La primera secuencia de To the North invita a recordar la trágica y reciente Mediterráneo (Marcel Barrena, 2021): sumergidos, nos compadecemos de Dumitru a la vez que rezamos junto al tripulante Joel que, compinchado con algún colaborador no muy convencido, intentará aguantar, durante cuatro angustiosos días, el vaivén del buque. También podemos recordar a lo que hizo el ya fallecido Agustí Villaronga en su última película, El vientre del mar, donde se nos planteaba un drama acuático y que desafiaba al espectador metiéndolo en la piel del inmigrante que ha de arriesgar su vida por la promesa de un futuro más digno.

Y hablando de dignidad, en To the North la religión y la fe tienen un peso importante: el protagonista polizonte guarda una Biblia como un tesoro. Cree que la va a salvar (no sabemos si de veras está convencido espiritualmente de ello o simplemente se recuesta, desesperado, sobre lo primero que pilla). Hay algo realmente conmovedor y atroz en las muecas de los protagonistas. Los planos se encuadran en lo cercano, se aproximan sin temor tanto a verdugos como a las víctimas. Sanguinaria y nerviosa, la cámara somatiza el óxido color muerte y ese odio instintivo del cazador para ilustrar con crudeza el miedo del perseguido. Parece que el foco, previsor, quiera inmortalizar esas caras, esas miradas, esas sonrisas interrumpidas y frustradas, esos gestos de humanidad. Irrumpe una escena de sobremesa (encuadre fijado a media altura, sentando a los espectadores con los comensales) que nos recuerda a la fatídica As bestas. De nuevo, una hipertensión que nos congela y nos mantiene en vilo. Mincan logra mantenernos conectados a su trama. Nos convierte en los confidentes de su carguero. También en cómplices del intento de salvación. Uno de los oficiales profiere: «Nunca hablamos del mar». Nos advierte, también a nosotros, que lo que pasa en medio de la inmensidad, en esa suerte de no lugar, donde el tiempo parece paralizarse, no hay normas. Y si no fuera por las muestras de piedad de Joel hacia el muchacho, estaríamos hablando de una barbarie. Por eso es importante, por ejemplo, que la humanidad empiece justo cuando ellos dos se presentan y se intercambian los nombres. Parecería una pequeña muestra de formalidad cotidiana, pero es mucho más que eso: es el principio de la humanización; la fundación de una pequeña civilización entre los dos protagonistas.

Augura el director, quizás, un final tremebundo. El único posible, manifestado en una secuencia última espectacular, cuidada y epopéyica. Porque pese a que esto es ficción, también es denuncia.
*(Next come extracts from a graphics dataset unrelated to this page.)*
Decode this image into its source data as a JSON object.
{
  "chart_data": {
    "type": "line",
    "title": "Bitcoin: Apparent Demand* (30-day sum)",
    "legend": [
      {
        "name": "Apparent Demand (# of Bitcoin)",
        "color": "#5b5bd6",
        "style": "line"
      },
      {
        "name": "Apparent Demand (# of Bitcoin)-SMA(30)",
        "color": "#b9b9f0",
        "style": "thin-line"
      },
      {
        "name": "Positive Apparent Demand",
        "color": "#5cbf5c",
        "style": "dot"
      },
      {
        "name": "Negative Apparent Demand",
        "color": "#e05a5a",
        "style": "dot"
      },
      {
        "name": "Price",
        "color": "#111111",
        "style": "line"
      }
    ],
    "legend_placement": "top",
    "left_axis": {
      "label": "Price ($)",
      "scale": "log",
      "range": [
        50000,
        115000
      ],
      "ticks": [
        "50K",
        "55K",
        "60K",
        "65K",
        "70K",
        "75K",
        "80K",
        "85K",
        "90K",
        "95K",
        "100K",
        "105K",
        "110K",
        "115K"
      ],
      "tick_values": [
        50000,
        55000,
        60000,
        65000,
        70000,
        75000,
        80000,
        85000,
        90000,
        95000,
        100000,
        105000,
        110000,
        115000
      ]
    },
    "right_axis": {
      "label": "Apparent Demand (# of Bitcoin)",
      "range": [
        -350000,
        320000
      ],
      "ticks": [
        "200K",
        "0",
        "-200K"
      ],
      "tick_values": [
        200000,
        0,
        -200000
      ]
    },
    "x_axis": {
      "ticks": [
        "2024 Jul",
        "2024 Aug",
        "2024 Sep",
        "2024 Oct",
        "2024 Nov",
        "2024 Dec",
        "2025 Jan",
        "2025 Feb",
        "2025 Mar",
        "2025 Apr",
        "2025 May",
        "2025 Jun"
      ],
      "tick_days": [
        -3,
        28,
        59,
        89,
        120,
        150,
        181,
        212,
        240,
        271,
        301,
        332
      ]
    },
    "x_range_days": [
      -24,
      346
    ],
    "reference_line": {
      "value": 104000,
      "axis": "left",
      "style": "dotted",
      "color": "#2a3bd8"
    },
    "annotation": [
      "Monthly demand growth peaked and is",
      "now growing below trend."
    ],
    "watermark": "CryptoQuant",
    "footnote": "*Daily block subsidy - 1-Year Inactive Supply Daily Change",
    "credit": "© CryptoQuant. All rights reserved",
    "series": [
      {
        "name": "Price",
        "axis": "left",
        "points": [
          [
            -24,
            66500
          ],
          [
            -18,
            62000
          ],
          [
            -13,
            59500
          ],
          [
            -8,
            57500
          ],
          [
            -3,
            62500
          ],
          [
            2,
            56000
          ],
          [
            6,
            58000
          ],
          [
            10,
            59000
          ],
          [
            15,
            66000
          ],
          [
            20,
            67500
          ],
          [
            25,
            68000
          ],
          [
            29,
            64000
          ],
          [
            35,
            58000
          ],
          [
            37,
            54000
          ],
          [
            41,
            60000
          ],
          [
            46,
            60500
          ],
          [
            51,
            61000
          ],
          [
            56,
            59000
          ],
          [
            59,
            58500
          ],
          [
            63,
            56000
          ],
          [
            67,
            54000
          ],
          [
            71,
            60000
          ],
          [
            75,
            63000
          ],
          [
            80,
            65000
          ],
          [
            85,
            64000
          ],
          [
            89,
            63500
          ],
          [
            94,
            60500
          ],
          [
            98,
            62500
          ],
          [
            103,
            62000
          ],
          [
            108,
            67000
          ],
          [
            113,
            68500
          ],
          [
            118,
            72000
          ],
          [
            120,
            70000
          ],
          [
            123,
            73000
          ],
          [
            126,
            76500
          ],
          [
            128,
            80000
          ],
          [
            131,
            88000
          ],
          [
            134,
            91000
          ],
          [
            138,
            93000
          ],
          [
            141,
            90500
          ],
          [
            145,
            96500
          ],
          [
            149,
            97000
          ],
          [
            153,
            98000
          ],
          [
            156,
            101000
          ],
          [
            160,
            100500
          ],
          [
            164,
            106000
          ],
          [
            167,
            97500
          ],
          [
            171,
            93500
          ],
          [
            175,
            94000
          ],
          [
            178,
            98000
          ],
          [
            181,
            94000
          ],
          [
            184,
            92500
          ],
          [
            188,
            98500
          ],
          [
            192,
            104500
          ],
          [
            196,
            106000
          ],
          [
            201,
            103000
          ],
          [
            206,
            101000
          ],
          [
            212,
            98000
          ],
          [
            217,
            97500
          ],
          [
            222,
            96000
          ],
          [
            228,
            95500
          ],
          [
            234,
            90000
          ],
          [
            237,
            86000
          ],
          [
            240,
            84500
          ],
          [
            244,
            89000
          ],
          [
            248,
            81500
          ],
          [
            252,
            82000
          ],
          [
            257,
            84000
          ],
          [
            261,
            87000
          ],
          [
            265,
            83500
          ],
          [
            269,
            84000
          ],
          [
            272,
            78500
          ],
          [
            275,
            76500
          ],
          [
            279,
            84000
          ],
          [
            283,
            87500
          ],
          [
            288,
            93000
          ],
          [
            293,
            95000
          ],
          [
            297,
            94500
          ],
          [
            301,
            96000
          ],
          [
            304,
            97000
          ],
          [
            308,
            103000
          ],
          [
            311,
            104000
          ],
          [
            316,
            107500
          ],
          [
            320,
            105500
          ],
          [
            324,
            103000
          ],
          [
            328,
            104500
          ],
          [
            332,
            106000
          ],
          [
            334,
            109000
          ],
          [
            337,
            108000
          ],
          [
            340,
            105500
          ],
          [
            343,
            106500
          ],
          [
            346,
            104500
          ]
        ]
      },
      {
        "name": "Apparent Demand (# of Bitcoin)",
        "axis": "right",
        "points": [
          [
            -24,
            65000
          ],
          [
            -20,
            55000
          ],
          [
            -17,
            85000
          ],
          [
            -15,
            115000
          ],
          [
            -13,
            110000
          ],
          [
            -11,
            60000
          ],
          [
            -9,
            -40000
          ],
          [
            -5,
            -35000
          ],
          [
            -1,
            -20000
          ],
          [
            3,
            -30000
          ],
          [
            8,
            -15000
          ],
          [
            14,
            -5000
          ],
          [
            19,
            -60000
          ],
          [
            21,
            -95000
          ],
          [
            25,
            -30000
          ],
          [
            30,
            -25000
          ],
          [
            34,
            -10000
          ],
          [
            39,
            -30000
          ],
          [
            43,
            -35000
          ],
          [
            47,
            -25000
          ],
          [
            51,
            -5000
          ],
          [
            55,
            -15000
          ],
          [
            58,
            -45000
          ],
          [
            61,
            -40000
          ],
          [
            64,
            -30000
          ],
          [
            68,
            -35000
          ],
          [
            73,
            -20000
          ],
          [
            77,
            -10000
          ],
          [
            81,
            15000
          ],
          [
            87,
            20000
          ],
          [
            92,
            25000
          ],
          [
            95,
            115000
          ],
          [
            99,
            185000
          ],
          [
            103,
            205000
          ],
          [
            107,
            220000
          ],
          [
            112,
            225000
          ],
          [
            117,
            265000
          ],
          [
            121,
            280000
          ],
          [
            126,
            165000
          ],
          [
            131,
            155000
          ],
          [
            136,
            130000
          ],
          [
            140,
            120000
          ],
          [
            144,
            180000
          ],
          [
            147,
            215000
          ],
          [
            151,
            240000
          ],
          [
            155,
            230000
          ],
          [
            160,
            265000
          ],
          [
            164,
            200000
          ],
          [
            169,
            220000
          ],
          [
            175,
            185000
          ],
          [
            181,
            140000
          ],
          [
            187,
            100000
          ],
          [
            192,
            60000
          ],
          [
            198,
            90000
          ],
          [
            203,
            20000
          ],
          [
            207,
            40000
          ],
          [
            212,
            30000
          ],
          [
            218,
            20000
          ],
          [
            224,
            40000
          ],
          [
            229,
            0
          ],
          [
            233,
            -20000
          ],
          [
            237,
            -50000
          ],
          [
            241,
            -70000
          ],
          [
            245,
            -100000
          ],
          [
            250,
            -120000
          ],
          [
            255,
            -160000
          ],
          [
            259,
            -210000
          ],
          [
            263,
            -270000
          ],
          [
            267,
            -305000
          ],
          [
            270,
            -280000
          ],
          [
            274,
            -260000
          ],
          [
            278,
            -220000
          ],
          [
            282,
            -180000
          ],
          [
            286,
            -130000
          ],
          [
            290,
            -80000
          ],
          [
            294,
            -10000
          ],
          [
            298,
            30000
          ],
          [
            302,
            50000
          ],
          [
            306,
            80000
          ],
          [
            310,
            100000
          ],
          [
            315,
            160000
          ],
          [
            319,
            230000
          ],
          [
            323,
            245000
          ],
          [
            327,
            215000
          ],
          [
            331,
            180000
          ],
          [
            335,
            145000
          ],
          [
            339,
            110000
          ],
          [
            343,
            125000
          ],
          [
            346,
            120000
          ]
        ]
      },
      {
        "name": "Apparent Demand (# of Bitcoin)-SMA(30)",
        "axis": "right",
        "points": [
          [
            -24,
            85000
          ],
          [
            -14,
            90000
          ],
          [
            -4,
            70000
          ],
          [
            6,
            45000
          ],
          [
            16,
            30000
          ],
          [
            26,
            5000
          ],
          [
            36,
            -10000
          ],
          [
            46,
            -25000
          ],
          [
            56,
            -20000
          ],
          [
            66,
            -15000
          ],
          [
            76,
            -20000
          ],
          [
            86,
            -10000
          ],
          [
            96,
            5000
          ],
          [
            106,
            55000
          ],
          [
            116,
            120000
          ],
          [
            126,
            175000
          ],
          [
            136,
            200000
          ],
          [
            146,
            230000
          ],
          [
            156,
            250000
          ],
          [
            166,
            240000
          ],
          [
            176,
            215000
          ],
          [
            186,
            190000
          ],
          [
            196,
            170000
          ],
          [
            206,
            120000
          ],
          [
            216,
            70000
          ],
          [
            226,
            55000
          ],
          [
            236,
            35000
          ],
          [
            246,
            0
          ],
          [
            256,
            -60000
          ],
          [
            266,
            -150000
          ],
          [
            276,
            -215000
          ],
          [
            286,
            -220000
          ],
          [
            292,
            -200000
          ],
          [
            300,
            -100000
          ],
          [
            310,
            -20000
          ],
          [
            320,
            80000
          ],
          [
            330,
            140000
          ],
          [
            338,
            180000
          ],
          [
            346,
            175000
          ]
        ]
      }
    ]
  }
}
El cine ha de servir para impactarnos mediante historias bien explicadas, aunque el peso a pagar sea la ansiedad y el desconsuelo. El cine ha de servir para empaparnos y helarnos. Para cuestionar y amotinarse, si cabe, como Joel: a través de un motín que salve vidas. Así, Mincan parece que quiera recordarnos que esto no es un juego, sino una historia que por mucho que sea contada no hemos de normalizar. Una fábula oscura, cruel y fría, pero que permita entrever una solidaridad instintiva, una dignidad reveladora, una humanidad categórica, una bondad intrínseca y, por suerte, inevitable e irrenunciable.